Developers also do not have to log their on-site gains on the national Biodiversity Net Gain register, which means that many of these projects are likely to go unmonitored. Even if they underperform relative to the original promise in the planning application, there is no credible system in place to hold developers to account for such non-delivery.

Risk of non-delivery

In our research, we have found that around one-quarter of all the units delivered under the policy are at a high risk of non-delivery because of this governance gap.

While the regulation of a specific kind of biodiversity unit within a single policy might sound unimportant, this actually has serious implications for how England’s nature markets function.

The core pillar of England’s ambitions for drawing private finance into nature conservation is the Biodiversity Net Gain market. Any biodiversity units that are delivered on-site by developers are units they will not need to purchase from the off-site market. So the less stringent the standards in the on-site system, the more this will drain demand for units from the off-site market, which is relatively more ecologically robust.

Although we recognise our data is preliminary, we estimate that if these under-regulated biodiversity units were to be delivered via the off-site market instead, the demand for biodiversity units could rise by a factor of four.

This could significantly increase the amount of conservation implemented on private land and, therefore, the amount of private finance flowing into conservation projects on private land.

There is precedent for this. The English scheme was partially informed by the US wetland mitigation markets. In 2008, those markets underwent reform to address a similar governance gap.

In the US case, the standards applied to developer-led and third-party projects diverged enormously, meaning a range of low-quality mitigation projects were being implemented by developers. The 2008 compensation rule in the US wetland mitigation system addressed this disparity by ensuring that the same standards were applied across all forms of compensation.

Lacking capacity

Our research also reveals other interesting, consequential patterns. Perhaps the most important to the integrity of this emerging market is the current lack of capacity in local authorities to be able to deliver on the Biodiversity Net Gain policy.

Local authorities do the best they can with the resources they have, but they have undergone stringent funding cuts since 2008.

At the last count, around 60% of local planning authorities have no in-house ecological expertise – which is essential for delivering biodiversity gains effectively.

In our study, we evaluated how many of the applications contained a basic error in their calculations: we checked to see if the area of the site before and after development added up to the same amount.

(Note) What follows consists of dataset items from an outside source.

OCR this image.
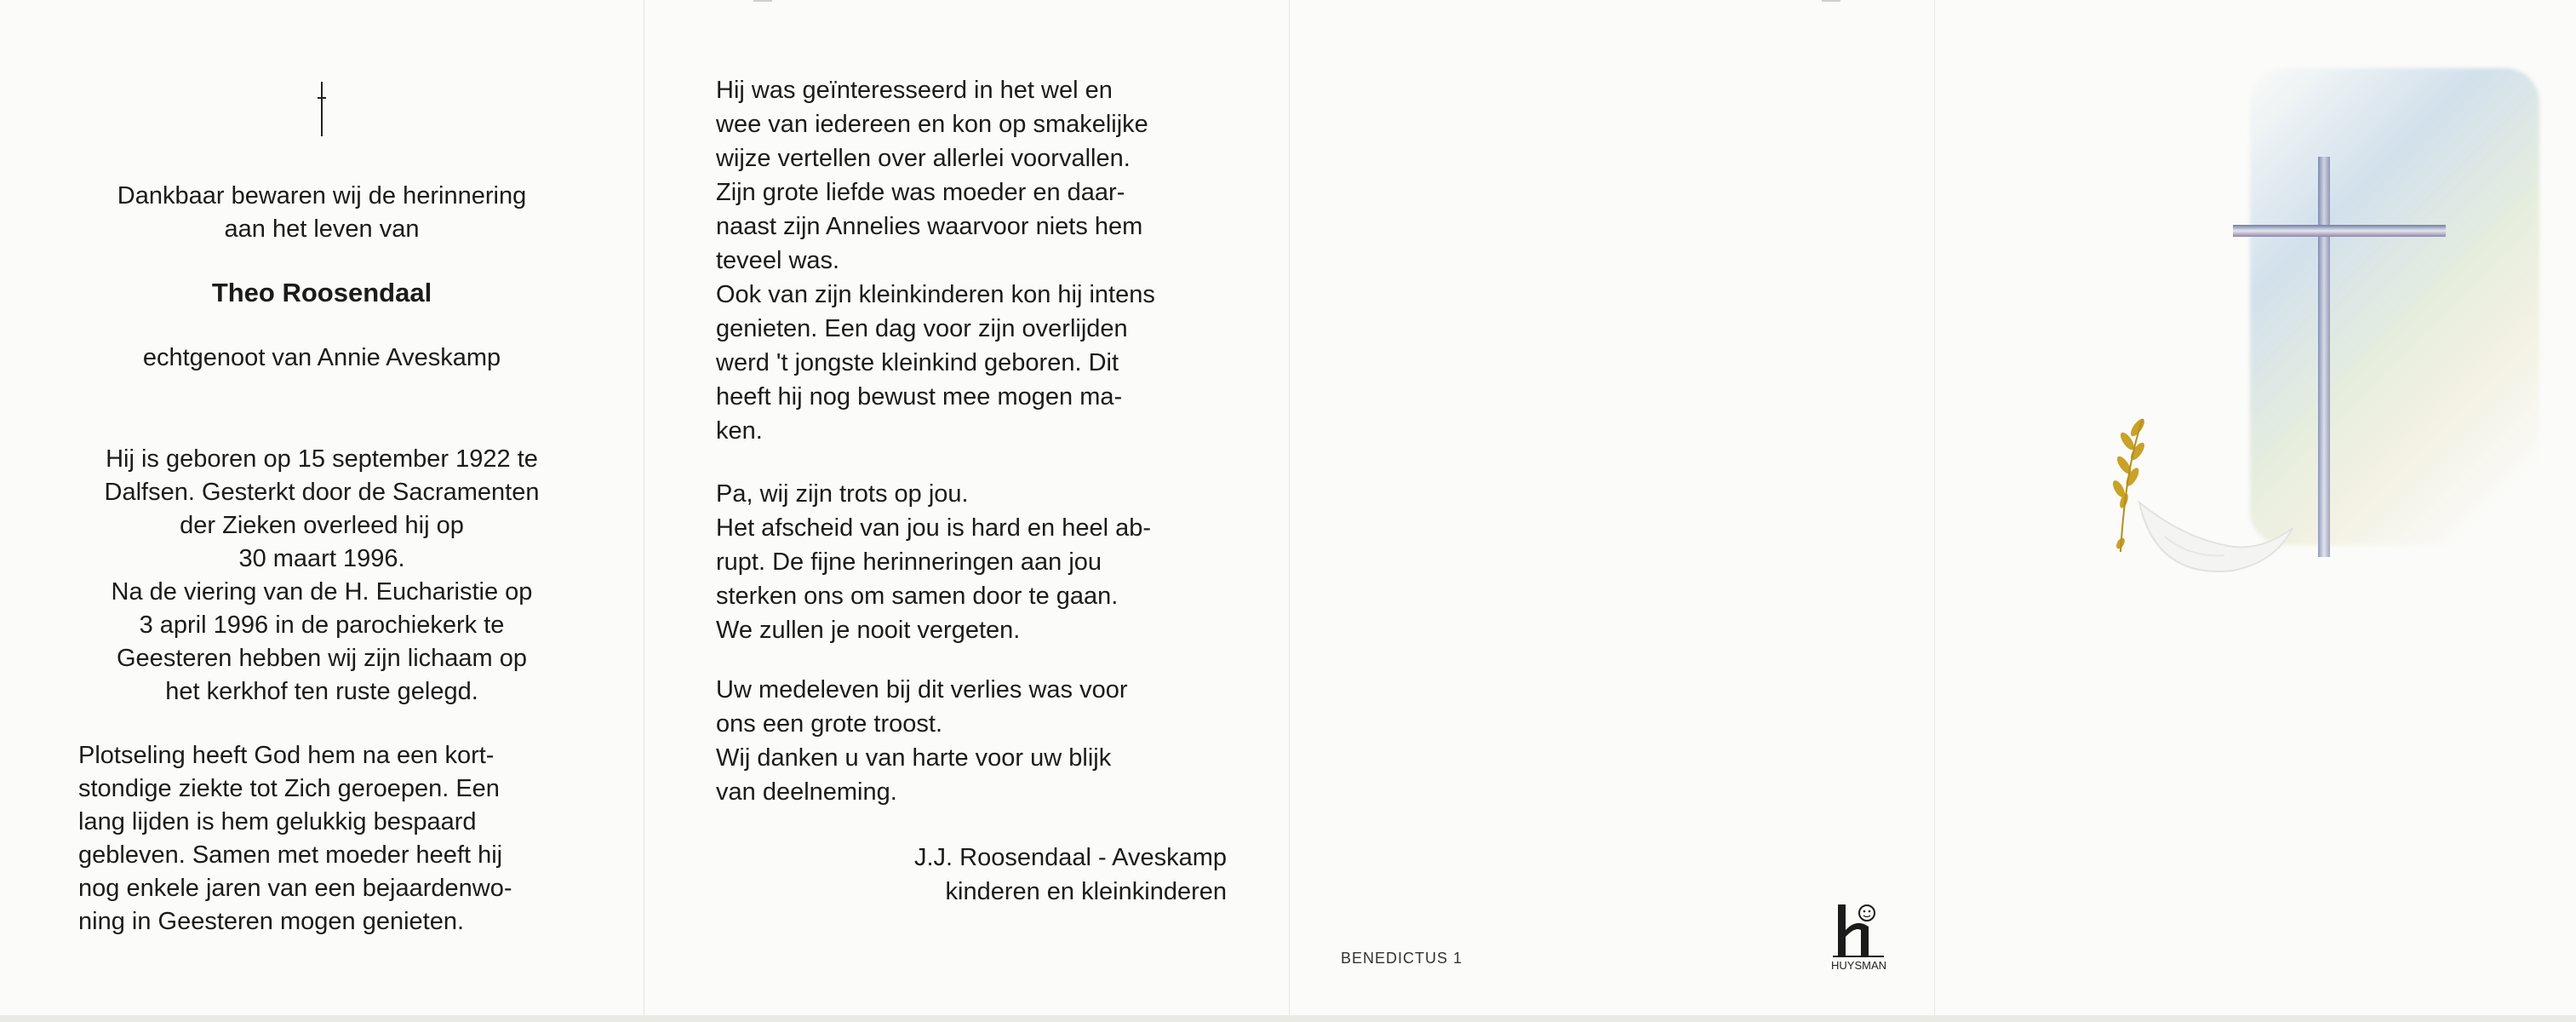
Dankbaar bewaren wij de herinnering
aan het leven van
Theo Roosendaal
echtgenoot van Annie Aveskamp
Hij is geboren op 15 september 1922 te
Dalfsen. Gesterkt door de Sacramenten
der Zieken overleed hij op
30 maart 1996.
Na de viering van de H. Eucharistie op
3 april 1996 in de parochiekerk te
Geesteren hebben wij zijn lichaam op
het kerkhof ten ruste gelegd.
Plotseling heeft God hem na een kort-
stondige ziekte tot Zich geroepen. Een
lang lijden is hem gelukkig bespaard
gebleven. Samen met moeder heeft hij
nog enkele jaren van een bejaardenwo-
ning in Geesteren mogen genieten.
Hij was geïnteresseerd in het wel en
wee van iedereen en kon op smakelijke
wijze vertellen over allerlei voorvallen.
Zijn grote liefde was moeder en daar-
naast zijn Annelies waarvoor niets hem
teveel was.
Ook van zijn kleinkinderen kon hij intens
genieten. Een dag voor zijn overlijden
werd 't jongste kleinkind geboren. Dit
heeft hij nog bewust mee mogen ma-
ken.
Pa, wij zijn trots op jou.
Het afscheid van jou is hard en heel ab-
rupt. De fijne herinneringen aan jou
sterken ons om samen door te gaan.
We zullen je nooit vergeten.
Uw medeleven bij dit verlies was voor
ons een grote troost.
Wij danken u van harte voor uw blijk
van deelneming.
J.J. Roosendaal - Aveskamp
kinderen en kleinkinderen
BENEDICTUS 1	HUYSMAN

We found that the areas did not add up in around one-fifth of all projects. Of these, around half had already been accepted by the local planning authorities. One explanation for this oversight could be that planners were so rushed they did not have time to examine the calculations included with the application.

This suggests we have not yet addressed the serious capacity shortages in the councils – who are ultimately going to be the public bodies overseeing the delivery of Biodiversity Net Gain at local scales. This is clear evidence that further investment in local planning capacity is required.

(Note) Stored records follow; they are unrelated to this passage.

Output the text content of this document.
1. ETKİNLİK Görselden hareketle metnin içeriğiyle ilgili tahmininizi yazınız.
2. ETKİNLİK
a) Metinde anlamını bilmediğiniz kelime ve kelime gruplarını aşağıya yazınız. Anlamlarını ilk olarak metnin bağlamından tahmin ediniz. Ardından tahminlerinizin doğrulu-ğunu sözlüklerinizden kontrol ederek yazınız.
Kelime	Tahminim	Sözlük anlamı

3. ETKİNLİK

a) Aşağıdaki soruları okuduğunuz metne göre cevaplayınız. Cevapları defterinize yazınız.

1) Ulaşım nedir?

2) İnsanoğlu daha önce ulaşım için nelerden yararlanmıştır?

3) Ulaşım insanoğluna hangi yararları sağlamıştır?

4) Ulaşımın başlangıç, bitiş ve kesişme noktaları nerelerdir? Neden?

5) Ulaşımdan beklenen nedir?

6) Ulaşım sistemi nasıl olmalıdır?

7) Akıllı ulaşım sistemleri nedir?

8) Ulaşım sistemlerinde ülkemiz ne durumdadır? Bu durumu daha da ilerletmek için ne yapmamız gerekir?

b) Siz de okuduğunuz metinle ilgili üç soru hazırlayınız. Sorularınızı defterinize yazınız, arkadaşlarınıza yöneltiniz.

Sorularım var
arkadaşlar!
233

Environmental markets have the potential to be powerful mechanisms for improving nature, but one of the fundamental features of biodiversity compensation markets is that they deliver biodiversity gains that make up for an equal and opposite loss elsewhere.

This means that every biodiversity unit that is promised by developers in order to secure planning permission, but then not delivered in reality, has legitimised the loss of biodiversity elsewhere.

Making sure that these policies lead to direct, robust gains in the quality of nature is therefore absolutely essential to ensure that the markets-focused approach to drawing private finance into nature recovery in England leaves the environment better, rather than worse, off.